In the event Turkey can’t pay its debt, it would spell trouble for European banks in several countries. Particularly exposed are Spanish and French banks, which have the most outstanding loans to Turkey of all foreign lenders. European banks reduced their exposure following Turkey’s 2018 currency crisis, but Spanish banks still hold $64 billion of Turkish debt, followed by France ($24 billion), Italy ($21 billion), the U.K. ($13 billion), the U.S. ($9 billion) and Germany ($7 billion).

However, these banks can breathe easy because Turkey tends to pay its debts. This year, the Turkish Treasury will repay 449 billion Turkish liras ($53.6 billion) toward its domestic debt and 98.2 billion liras toward its external debt, with interest payments of 121.9 billion liras and 40.3 billion liras, respectively. And it has the resources to pay it. Turkey’s Sovereign Wealth Fund, which has a portfolio of 23 companies from eight different sectors and according to rumors oversees $240 billion in assets, has emerged as the country’s largest source of funding after the central bank’s foreign exchange reserves turned negative. Moreover, Turkey’s ratio of nonperforming loans stood at just 4 percent in November 2020. That could jump to 12 percent by 2021, according to S&P Global Ratings, as bad debts grow alongside credit expansion. This will complicate European banks’ efforts to balance their accounts, but it is hardly the kind of thing that will destroy Europe’s monetary system.


Currency Crisis

Then there is the issue of the Turkish lira itself. Despite recent signs that it has stabilized, it did so only after the central bank increased its benchmark interest rate to a lofty 17 percent, and after Ankara and London signed a free trade deal. Inflation in Turkey has climbed to more than 14 percent, its highest level since August 2019. A rapid devaluation in the price of the lira would hurt European exports to Turkey. Ankara has goosed import demand during the pandemic by lowering interest rates and by increasing access of households and companies to cheap credit, but the Turkish government is unlikely to be able to continue to do so if President Recep Tayyip Erdogan wants to see inflation low, and thus his voters happy.

Meanwhile, Turkey’s foreign trade deficit has widened, increasing the current account deficit and making the need for foreign exchange all the more urgent. Turkey brought in fewer dollars and euros in 2020 thanks to a decline in tourism and exports. That is to say: There is the potential risk that Turkey will not be able to pay for imports from Europe. Its weak economy and even weaker demand for European goods may, in turn, stunt the EU’s economic recovery as it tries to revive its exports. Of course, Europe wants to keep what trade it conducts with Turkey, but Turkey’s share of Europe’s overall trade portfolio is small. In 2019, it was the sixth-largest partner for EU exports (3 percent) and the sixth-largest partner for EU imports (4 percent). This is more of a Turkish problem than an EU problem.

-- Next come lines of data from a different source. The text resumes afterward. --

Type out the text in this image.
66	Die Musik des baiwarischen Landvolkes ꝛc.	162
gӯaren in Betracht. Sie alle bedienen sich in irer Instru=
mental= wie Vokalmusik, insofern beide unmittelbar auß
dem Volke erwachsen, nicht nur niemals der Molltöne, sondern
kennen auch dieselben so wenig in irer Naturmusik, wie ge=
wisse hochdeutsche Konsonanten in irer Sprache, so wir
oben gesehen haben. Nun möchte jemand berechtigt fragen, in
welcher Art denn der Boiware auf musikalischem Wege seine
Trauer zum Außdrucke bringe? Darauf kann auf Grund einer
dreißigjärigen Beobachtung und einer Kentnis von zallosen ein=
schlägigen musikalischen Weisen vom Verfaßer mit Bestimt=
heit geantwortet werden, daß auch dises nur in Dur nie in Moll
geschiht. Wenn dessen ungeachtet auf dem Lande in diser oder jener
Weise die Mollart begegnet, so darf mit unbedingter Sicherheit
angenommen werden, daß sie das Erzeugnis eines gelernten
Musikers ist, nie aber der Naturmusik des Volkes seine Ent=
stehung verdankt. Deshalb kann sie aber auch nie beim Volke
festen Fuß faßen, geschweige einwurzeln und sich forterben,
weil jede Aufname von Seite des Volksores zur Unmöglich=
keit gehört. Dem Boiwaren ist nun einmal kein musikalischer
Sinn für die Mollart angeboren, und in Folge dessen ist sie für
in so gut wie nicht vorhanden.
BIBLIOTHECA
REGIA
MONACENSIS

Turkey’s economy, which could go into a technical default, thus halting payments and hurting trade, sounds pretty unpleasant for Europe. But Turkey is constantly looking for new markets that could offset its losses in foreign currency. Primarily it is looking to its east, offering construction services in Azerbaijan, building transport corridors to China, and sending a freight train through the “Iron Silk Road” railway. Turkish authorities intend to increase the export of textile products and steel by 10 percent to the countries of the EU, the Middle East, Asia and North America.

A default therefore looks unlikely, all the other economic problems notwithstanding. In the worst-case scenario, the collapse of the Turkish economy would not mean the collapse of the European economy. And in any case, Ankara has options to stay afloat.